SHELLter - modulo abitativo autocostruito

risultati workshop e nuova iniziativa

SHELLter, un edificio autocostruito da studenti e semplici cittadini impiegando materiali naturali quali legno, aste vegetali e terra cruda è l'idea di un gruppo di progettisti dell'Università di Roma Tre coordinato dall'architetto Stefan Pollak del Dipartimento di Progettazione e Studio dell'Architettura (DiPSA), direttore Prof. arch. Andrea Vidotto.

Il sistema, derivato da alcune tecniche costruttive concepite in Perù e pensate per le zone altamente sismiche della costa pacifica e degli altopiani andini si presta ad un impiego anche nei comuni colpiti dal recente terremoto abruzzese dell'aprile scorso.

Al fine di verificare l'effettiva fattibilità di una tale ipotesi e per promuovere la conoscenza di sistemi costruttivi ecosostenibili, i progettisti dell'Università hanno promosso dal 22 al 26 giugno 2009 un workshop didattico-sperimentale nella località abruzzese di Roccamontepiano (CH).

Quasi venti tra studenti di architettura, professionisti e cittadini interessati hanno contribuito in cinque giorni alla messa in opera di un primo prototipo del sistema costruttivo. Insieme ad alcune scelte costruttive, opportunamente reinterpretate, dal Perù è stata importata soprattutto la filosofia del low-tech, ossia quella di incentrare la costruzione su materiali localmente disponibili, mantenere semplici le singole operazioni d'assemblaggio al fine di poter contare sul contributo operativo di persone non esperte e di valorizzare il tutto tramite un'attenta progettazione ed una diretta sperimentazione sul campo.

Per le pareti verticali del manufatto sono stati intrecciati una trentina di telai di "quincha", quest'il nome che prendono in America Latina le strutture di canne intessute su supporti lignei. Esattamente come sulle Ande, i pannelli fornivano il supporto per l'applicazione di terra cruda opportunamente impastata con sabbia e fibre vegetali.

Rispetto alla soluzione peruviana, la parete è stata raddoppiata in modo da accogliere fra i due pannelli uno strato isolante. Complessivamente ne nasce una parete spessa 25cm con una struttura leggera (a dispetto dell'apparenza di un pesante muro) e con un buon comportamento termico. Dati precisi sulle prestazioni
climatiche saranno disponibili in seguito ad una campagna di misurazione che il DiPSA intende svolgere durante l'autunno prossimo sui componenti del prototipo realizzato.

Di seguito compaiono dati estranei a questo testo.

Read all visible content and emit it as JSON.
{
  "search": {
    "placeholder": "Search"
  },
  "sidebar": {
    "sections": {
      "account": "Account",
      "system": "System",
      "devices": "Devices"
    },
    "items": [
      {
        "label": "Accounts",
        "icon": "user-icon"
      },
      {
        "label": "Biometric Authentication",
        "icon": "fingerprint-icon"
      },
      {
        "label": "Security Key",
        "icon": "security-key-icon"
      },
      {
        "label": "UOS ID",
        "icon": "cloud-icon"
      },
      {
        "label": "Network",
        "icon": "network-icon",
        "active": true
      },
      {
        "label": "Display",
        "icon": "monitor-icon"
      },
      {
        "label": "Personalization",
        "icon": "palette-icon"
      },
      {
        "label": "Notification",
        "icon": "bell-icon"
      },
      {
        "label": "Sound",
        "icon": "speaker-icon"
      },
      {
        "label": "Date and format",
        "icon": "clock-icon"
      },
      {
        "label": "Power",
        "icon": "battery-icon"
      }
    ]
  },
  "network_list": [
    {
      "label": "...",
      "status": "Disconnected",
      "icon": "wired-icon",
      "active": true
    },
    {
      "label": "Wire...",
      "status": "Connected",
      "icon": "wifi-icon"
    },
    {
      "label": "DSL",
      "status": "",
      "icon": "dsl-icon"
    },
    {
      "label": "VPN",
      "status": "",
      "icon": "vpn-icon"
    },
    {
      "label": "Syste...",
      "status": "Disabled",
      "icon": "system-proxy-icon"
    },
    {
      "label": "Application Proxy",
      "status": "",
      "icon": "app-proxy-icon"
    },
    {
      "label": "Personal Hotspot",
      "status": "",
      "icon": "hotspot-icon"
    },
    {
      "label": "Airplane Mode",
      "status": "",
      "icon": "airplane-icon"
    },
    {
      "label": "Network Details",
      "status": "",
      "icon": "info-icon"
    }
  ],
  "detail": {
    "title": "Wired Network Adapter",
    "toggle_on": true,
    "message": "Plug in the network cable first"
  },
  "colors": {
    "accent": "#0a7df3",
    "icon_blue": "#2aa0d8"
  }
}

La sfida sperimentale maggiore era data dalla realizzazione del sistema di copertura. Si è deciso di utilizzare il sistema Domocaña sviluppato dall'ingegnere peruviana Raquel Barrionuevo dell'Universidad Nacional de Ingegniería di Lima, accettando alcune complicazioni aggiuntive. Oltre ad un lieve aumento delle luci strutturali (da 2,40m a 3,00m) si è deciso di lavorare con canne vegetali nostrane al posto del più resistente bambù sudamericano. Il nostro Arundo donax, questo il nome botanico, è molto diffuso nelle zone umide di tutta l'Italia centrale. Oltre ad essere disponibile quasi a costo zero, non richiede lunghi trasporti, con ovvi vantaggi per l'ambiente.

La paziente messa in opera secondo una forma a guscio ha conferito alla struttura una resistenza ritenuta sorprendente anche da molti dei partecipanti al workshop prima di poterla toccare con mano. Analogamente alle pareti, anche la copertura è stata sdoppiata per permettere l'isolamento e la ventilazione del tetto, un'altra delle innovazioni introdotte rispetto al modello peruviano.

Il successo dell'iniziativa ha incoraggiato i promotori a lanciarne subito una seguente: un workshop didattico-sperimentale incentrato sugli strati di finitura. In collaborazione con esperti del campo, studenti ed altri interessati avranno modo di sperimentare diverse tecniche di finitura in terra, calce e materiali affini. Ovviamente sarà il manufatto appena realizzato a fornire il supporto per questa ulteriore sperimentazione collettiva all'insegna di un modo di costruire economico, ecologico e socialmente sostenibile.